= Doña Rosita the Spinster =

Play written by Federico García Lorca

Doña Rosita the Spinster (Doña Rosita la soltera) is a period play by the 20th-century Spanish dramatist Federico García Lorca. It is subtitled "or The Language of the Flowers" and described as "a poem of 1900 Granada, divided into various gardens, with scenes of song and dance". It was written in 1935 and first performed in the same year.

"The theme of the play", suggests Federico García Lorca, "is the passage of time" (which Lorca had developed in a different form in his experimental surrealist play When Five Years Pass in 1931). Doña Rosita is a young woman who falls in love with a man who is called to South America to join his parents. He swears to return and Rosita waits, but learns that he has married someone else. The action is set in Granada, Spain in three different years, portraying the bourgeois life of the 1880s and the social modernization and beginning of World War I of the early 1900s. Lorca draws parallels between Doña Rosita's life and these historic periods, beginning with the vitality of her youth, the attainment of maturity, and finally the loss of all hope.
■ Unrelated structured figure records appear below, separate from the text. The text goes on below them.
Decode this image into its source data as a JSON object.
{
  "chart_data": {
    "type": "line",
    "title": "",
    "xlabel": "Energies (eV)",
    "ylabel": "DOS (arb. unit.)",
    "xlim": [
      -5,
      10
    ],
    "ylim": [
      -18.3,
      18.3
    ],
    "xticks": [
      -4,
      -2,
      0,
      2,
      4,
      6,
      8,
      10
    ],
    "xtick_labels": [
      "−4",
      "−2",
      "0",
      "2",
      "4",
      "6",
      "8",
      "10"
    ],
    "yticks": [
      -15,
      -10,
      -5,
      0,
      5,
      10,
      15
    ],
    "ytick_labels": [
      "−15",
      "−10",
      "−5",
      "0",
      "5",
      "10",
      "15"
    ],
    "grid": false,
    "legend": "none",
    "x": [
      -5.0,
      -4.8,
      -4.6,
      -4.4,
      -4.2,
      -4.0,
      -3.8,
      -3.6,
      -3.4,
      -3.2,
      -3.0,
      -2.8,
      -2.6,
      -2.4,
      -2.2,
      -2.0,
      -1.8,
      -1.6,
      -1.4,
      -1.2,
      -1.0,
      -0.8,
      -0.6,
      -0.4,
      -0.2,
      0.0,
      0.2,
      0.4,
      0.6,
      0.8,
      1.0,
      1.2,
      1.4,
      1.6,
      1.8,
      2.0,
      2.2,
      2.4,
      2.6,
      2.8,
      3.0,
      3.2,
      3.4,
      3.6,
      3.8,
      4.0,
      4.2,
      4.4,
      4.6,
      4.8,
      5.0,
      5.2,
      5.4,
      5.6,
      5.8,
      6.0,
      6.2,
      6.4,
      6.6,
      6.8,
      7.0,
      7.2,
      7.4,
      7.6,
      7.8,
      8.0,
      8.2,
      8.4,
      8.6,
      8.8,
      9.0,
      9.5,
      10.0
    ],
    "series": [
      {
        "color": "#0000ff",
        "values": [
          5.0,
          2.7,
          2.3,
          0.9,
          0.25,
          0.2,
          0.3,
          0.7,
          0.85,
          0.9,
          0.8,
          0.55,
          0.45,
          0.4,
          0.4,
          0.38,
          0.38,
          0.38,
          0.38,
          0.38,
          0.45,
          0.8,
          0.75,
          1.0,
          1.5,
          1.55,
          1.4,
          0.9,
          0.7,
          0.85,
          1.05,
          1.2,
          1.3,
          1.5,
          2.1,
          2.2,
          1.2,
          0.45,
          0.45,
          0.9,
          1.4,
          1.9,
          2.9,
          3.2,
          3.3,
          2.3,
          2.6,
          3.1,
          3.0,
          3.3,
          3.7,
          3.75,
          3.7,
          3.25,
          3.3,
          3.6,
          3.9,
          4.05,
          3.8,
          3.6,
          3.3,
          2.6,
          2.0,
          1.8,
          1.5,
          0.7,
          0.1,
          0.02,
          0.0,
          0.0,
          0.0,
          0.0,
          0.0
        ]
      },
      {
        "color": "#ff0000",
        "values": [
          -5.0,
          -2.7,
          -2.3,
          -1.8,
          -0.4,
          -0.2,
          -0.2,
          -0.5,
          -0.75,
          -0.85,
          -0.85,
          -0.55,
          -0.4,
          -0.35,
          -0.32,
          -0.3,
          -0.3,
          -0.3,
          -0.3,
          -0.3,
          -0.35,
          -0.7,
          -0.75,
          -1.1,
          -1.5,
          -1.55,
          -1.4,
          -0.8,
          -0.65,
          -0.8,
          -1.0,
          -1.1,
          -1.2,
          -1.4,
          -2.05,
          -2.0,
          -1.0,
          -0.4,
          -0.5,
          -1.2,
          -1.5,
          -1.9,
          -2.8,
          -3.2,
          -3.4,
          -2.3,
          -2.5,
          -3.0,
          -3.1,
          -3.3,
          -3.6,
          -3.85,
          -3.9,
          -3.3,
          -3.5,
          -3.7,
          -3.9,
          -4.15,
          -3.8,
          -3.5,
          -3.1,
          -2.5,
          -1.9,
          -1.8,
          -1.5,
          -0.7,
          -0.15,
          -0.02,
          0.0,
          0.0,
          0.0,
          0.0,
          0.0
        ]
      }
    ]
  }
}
The key moment in the play occurs when a young relative addresses Rosita as Doña Rosita. This form of address signals her change of status.

==Works cited==
- García Lorca, Federico. 1970. Doña Rosita, the Spinster. In Five Plays: Comedies and Tragi-Comedies. Trans. James Graham-Lujan and Richard L. O'Connell. London: Penguin. ISBN 0-14-018125-3.
- García Lorca, Francisco. 1963. Introduction. In Five Plays: Comedies and Tragi-Comedies. Trans. James Graham-Lujan and Richard L. O'Connell. London: Penguin, 1970. ISBN 0-14-018125-3. p. 9–20.
- Stainton, Leslie. Lorca: a Dream of Life. New York: Farrar, Straus and Giroux, 1999. 393–397.